Lembaga survei Indonesia kian menjamur, tak terhitung jumlahnya. Terkadang, hasil survei kerap membingungkan pemilih. Sebab, hasilnya dapat berbeda-beda. Bahkan, muncul tudingan bahwa lembaga survei dibayar oleh pihak tertentu yang berkepentingan dalam pilpres. Masyarakat sendiri diharapkan tetap bijak dan tidak terpengaruh terhadap hasil survei.
Dalam beberapa hari terakhir ini, sejumlah lembaga survei merilis hasil survei mereka terkait elektabilitas pasangan caprescawapres. Sebagian besar hasil itu menempatkan pasangan Joko Widodo (Jokowi) dan Jusuf Kalla (JK) di peringkat satu. Jokowi-JK mengungguli pasangan Prabowo Subianto dan Hatta Rajasa. Lingkaran Survei Indonesia (LSI) Network menyebutkan Jokowi-JK unggul 35,43% dibandingkan Prabowo-Hatta 22,75%. Sementara itu, Soegeng Sarjadi School of Government (SSSG) merilis elektabilitas Jokowi-JK 42,65% dan Prabowo-Hatta 28,35%. Pasangan PrabowoHatta unggul di hasil Survei dan Polling Indonesia (Spin) dengan 44,90% dan Jokowi-JK 40,10%.
Hal menarik dari hasil-hasil survei itu, jumlah pemilih yang belum menentukan pilihan (undecided voters) masih cukup tinggi. Undecided voters berada di angka 30% hingga 40%.
Direktur Eksekutif Soegeng Sarjadi School of Government (SSSG) Fadjroel Rachman berpendapat, publik harus memahami mekanisme kerja lembaga survei, sebelum melakukan kritik. Menurut dia, kerap terdapat pemahaman yang tak utuh jika sekadar menuduh sebuah survei bayaran.
Dia menjelaskan, acuan utama dan terpenting bagi publik dalam menyikapi hasil survei adalah metodologi. Metodologi merupakan alat objektif untuk melaksanakan survei. Sepanjang metodologi dipatuhi, maka pihak mana pun pendana survei takkan bisa memengaruhi hasil.
“Semua lembaga survei, entah yang dibayar atau tidak, tak bisa memengaruhi metodologi yang bersifat objektif. Sepanjang dipatuhi metodologinya, itu tidak ada kaitannya dengan pendana. Apalagi, kalau seperti lembaga kami, yang pendanaan surveinya independen,” kata Fadjroel, di Jakarta, beberapa waktu lalu.

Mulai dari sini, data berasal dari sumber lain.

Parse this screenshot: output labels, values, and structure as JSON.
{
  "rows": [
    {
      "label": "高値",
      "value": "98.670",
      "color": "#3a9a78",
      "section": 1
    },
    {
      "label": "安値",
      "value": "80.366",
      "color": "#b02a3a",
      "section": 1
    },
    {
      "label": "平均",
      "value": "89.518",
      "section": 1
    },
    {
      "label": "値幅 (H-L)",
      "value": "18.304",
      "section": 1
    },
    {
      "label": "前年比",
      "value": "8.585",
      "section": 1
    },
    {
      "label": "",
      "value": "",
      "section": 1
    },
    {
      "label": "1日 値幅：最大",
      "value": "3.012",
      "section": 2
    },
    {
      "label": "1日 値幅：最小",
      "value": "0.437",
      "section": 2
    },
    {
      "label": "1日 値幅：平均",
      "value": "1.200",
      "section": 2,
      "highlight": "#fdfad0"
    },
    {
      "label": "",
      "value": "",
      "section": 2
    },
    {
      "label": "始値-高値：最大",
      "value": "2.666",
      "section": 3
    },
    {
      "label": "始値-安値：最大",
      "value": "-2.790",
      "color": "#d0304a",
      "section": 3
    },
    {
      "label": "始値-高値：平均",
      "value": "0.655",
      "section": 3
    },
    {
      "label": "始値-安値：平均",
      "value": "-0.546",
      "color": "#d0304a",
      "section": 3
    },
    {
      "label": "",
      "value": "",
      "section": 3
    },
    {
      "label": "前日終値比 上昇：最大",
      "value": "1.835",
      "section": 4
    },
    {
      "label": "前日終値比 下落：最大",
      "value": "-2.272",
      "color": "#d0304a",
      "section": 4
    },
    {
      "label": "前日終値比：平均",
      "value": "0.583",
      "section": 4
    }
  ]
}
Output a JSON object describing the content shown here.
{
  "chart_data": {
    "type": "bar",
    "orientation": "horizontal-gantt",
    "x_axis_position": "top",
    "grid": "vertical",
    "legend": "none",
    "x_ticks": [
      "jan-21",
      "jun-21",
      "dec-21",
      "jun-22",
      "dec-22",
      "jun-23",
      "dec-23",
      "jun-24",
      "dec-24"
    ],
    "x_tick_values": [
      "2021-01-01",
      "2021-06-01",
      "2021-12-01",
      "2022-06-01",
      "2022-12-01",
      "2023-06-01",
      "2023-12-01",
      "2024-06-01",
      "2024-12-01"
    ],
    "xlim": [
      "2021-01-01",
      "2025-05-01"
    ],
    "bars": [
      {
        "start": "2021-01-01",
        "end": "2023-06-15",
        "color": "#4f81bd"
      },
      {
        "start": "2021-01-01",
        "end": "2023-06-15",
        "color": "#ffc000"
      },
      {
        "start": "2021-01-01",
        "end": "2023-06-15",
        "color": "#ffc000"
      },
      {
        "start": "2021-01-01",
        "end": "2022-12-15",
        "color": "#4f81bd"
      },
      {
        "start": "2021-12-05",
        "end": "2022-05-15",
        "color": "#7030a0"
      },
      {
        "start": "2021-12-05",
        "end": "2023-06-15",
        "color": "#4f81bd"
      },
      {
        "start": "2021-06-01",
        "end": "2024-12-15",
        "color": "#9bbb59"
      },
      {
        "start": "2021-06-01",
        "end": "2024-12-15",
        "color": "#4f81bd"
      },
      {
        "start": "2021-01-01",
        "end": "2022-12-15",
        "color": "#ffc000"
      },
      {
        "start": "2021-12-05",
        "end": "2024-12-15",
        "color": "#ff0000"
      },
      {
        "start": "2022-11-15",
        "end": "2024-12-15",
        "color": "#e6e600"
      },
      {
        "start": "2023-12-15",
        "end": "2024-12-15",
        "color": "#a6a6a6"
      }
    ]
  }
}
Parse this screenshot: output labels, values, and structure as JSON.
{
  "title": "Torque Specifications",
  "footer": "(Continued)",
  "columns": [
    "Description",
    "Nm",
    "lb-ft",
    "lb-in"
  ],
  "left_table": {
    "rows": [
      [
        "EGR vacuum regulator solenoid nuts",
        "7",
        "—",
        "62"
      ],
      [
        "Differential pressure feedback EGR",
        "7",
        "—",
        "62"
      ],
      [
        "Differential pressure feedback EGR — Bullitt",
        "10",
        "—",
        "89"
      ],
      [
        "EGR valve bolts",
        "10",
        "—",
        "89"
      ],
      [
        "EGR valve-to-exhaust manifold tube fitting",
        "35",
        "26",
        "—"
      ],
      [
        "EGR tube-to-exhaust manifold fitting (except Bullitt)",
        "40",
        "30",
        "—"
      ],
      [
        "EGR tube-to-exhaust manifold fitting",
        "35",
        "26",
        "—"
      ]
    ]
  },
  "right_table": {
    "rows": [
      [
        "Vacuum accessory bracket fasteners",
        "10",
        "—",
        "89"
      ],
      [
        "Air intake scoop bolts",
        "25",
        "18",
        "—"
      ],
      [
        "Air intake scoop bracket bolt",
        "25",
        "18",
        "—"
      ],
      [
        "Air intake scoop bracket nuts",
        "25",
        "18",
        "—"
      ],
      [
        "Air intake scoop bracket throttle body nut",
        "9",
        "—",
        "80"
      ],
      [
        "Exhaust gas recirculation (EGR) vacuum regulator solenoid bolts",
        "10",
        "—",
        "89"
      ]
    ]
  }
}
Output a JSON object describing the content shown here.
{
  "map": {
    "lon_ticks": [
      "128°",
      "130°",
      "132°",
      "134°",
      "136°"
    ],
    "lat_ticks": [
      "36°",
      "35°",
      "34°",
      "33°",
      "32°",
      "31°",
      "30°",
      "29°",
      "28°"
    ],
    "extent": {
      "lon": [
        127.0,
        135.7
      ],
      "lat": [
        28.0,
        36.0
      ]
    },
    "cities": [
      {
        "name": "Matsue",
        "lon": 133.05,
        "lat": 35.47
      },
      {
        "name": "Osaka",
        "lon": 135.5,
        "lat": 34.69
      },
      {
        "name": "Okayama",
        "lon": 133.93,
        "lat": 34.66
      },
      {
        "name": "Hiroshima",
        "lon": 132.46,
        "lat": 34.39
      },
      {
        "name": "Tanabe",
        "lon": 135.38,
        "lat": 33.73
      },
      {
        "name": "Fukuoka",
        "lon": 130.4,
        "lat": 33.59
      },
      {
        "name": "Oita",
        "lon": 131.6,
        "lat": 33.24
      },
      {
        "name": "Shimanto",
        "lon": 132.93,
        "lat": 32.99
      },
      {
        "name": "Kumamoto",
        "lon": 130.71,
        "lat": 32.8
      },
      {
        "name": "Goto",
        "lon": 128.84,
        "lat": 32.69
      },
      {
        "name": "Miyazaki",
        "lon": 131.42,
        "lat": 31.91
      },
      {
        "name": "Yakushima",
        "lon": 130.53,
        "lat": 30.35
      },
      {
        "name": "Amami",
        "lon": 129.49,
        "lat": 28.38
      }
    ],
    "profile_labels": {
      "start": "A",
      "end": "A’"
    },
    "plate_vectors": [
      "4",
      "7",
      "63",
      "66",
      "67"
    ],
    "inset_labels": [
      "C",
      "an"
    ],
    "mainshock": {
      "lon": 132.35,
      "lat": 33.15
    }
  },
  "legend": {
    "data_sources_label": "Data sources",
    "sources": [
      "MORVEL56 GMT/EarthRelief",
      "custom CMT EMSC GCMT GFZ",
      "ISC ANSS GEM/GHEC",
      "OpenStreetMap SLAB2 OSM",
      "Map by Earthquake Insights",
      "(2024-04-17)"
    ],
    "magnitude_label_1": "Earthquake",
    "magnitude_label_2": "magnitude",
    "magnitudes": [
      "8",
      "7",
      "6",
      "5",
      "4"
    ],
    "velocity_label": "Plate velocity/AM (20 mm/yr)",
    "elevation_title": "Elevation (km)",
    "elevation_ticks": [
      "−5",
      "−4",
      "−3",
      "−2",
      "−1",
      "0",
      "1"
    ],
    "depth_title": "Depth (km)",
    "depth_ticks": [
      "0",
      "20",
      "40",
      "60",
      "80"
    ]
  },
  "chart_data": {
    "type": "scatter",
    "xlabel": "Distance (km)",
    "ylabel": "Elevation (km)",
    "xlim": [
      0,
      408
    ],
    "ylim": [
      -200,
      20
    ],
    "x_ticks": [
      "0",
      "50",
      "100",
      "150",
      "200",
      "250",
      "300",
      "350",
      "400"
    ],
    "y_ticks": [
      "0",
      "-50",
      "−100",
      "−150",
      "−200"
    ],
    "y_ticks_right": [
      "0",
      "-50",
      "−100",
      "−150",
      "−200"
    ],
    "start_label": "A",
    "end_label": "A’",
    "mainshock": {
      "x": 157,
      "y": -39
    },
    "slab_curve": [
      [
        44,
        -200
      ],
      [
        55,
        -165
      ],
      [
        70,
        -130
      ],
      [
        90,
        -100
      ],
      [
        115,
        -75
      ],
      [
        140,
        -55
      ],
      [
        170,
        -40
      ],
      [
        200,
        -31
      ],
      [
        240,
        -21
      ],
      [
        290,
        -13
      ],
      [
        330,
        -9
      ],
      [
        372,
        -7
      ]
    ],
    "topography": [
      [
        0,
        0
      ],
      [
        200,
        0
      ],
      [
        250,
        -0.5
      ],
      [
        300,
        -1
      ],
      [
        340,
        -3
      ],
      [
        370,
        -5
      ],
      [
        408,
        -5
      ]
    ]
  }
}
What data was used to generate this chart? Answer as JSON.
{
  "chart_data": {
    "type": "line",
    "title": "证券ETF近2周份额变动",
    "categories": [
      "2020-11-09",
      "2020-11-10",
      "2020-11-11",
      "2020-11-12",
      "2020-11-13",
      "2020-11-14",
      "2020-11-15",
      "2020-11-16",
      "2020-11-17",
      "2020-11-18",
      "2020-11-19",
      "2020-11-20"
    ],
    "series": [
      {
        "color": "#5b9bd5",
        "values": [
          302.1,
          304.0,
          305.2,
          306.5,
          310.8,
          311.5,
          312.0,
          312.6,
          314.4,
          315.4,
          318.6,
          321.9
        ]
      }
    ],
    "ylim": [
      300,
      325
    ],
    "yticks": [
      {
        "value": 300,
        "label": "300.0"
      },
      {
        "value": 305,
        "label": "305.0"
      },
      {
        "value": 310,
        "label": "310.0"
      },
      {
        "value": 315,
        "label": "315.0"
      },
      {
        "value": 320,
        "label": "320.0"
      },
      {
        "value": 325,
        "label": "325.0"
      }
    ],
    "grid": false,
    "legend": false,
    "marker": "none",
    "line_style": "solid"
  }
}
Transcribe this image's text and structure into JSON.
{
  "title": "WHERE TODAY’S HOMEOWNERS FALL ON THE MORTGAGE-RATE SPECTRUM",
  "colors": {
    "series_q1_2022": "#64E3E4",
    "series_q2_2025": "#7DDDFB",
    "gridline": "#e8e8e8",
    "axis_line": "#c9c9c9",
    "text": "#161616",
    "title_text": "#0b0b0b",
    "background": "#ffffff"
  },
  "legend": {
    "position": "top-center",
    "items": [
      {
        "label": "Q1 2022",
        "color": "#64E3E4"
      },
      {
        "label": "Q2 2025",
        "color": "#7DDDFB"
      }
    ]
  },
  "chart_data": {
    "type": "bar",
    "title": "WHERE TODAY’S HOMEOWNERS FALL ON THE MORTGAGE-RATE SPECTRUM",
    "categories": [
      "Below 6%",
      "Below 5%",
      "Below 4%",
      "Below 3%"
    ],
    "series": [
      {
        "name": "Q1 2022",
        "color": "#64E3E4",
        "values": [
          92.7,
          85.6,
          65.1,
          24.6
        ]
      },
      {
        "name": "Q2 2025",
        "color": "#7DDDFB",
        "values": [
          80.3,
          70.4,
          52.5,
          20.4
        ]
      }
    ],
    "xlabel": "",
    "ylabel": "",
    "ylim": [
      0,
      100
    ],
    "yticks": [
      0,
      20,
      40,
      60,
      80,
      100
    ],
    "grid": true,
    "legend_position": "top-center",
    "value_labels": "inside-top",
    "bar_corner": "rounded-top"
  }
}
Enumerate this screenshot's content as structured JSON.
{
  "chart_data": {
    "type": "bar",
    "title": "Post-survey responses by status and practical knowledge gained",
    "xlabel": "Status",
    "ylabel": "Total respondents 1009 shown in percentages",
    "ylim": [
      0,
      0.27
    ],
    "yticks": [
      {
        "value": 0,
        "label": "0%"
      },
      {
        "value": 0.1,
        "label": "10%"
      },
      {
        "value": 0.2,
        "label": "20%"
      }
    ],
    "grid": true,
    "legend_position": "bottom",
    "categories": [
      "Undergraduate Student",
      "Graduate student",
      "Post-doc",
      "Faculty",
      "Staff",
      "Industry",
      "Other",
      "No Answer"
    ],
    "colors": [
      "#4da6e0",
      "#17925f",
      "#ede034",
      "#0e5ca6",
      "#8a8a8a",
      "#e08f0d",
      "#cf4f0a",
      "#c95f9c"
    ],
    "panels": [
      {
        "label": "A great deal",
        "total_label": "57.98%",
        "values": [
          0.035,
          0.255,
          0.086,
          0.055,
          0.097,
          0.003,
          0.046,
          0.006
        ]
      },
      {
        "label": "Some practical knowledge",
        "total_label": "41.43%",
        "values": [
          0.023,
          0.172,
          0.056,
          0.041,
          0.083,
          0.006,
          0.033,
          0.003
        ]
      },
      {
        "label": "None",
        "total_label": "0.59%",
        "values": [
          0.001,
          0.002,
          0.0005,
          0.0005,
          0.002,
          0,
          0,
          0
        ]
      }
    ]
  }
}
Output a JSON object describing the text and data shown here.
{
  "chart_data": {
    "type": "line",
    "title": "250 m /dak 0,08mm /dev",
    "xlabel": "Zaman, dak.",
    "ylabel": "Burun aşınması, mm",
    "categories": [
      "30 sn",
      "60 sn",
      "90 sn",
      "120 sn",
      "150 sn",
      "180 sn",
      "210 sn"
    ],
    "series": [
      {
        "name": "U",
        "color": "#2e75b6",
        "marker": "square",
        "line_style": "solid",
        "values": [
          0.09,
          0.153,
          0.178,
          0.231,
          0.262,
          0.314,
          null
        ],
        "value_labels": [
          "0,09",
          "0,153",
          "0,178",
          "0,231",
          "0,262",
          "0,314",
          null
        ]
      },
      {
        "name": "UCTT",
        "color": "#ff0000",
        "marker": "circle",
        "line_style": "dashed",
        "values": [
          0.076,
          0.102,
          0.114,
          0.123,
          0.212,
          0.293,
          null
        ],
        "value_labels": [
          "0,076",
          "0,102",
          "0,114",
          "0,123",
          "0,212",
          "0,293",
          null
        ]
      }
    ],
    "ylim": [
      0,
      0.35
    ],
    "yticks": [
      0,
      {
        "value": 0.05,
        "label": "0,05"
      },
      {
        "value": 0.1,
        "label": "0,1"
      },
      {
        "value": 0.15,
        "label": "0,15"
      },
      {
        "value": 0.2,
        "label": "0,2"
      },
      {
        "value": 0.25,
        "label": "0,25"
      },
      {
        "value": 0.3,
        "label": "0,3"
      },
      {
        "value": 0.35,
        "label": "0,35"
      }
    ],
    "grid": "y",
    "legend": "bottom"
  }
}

Pengamat politik dari Charta Politika Yunarto Wijaya menyatakan, lembaga survei pasti dibayar ketika melakukan survei. Dia menuturkan, justru akan menjadi “palsu” apabila ada lembaga survei mengaku tak dibayar. Meskipun, dia mengakui ada lembaga yang memang memiliki pendanaan kuat untuk melakukan survei independen.
Akan tetapi, masih kata dia, ketika lembaga survei dibayar, bukan berarti pembayar bisa sesuka hati mengorder hasil. Karena itulah, untuk memastikan validitas publikasi survei, lembaga pelaksana wajib membuka semua angka dan metodologi survei ke publik.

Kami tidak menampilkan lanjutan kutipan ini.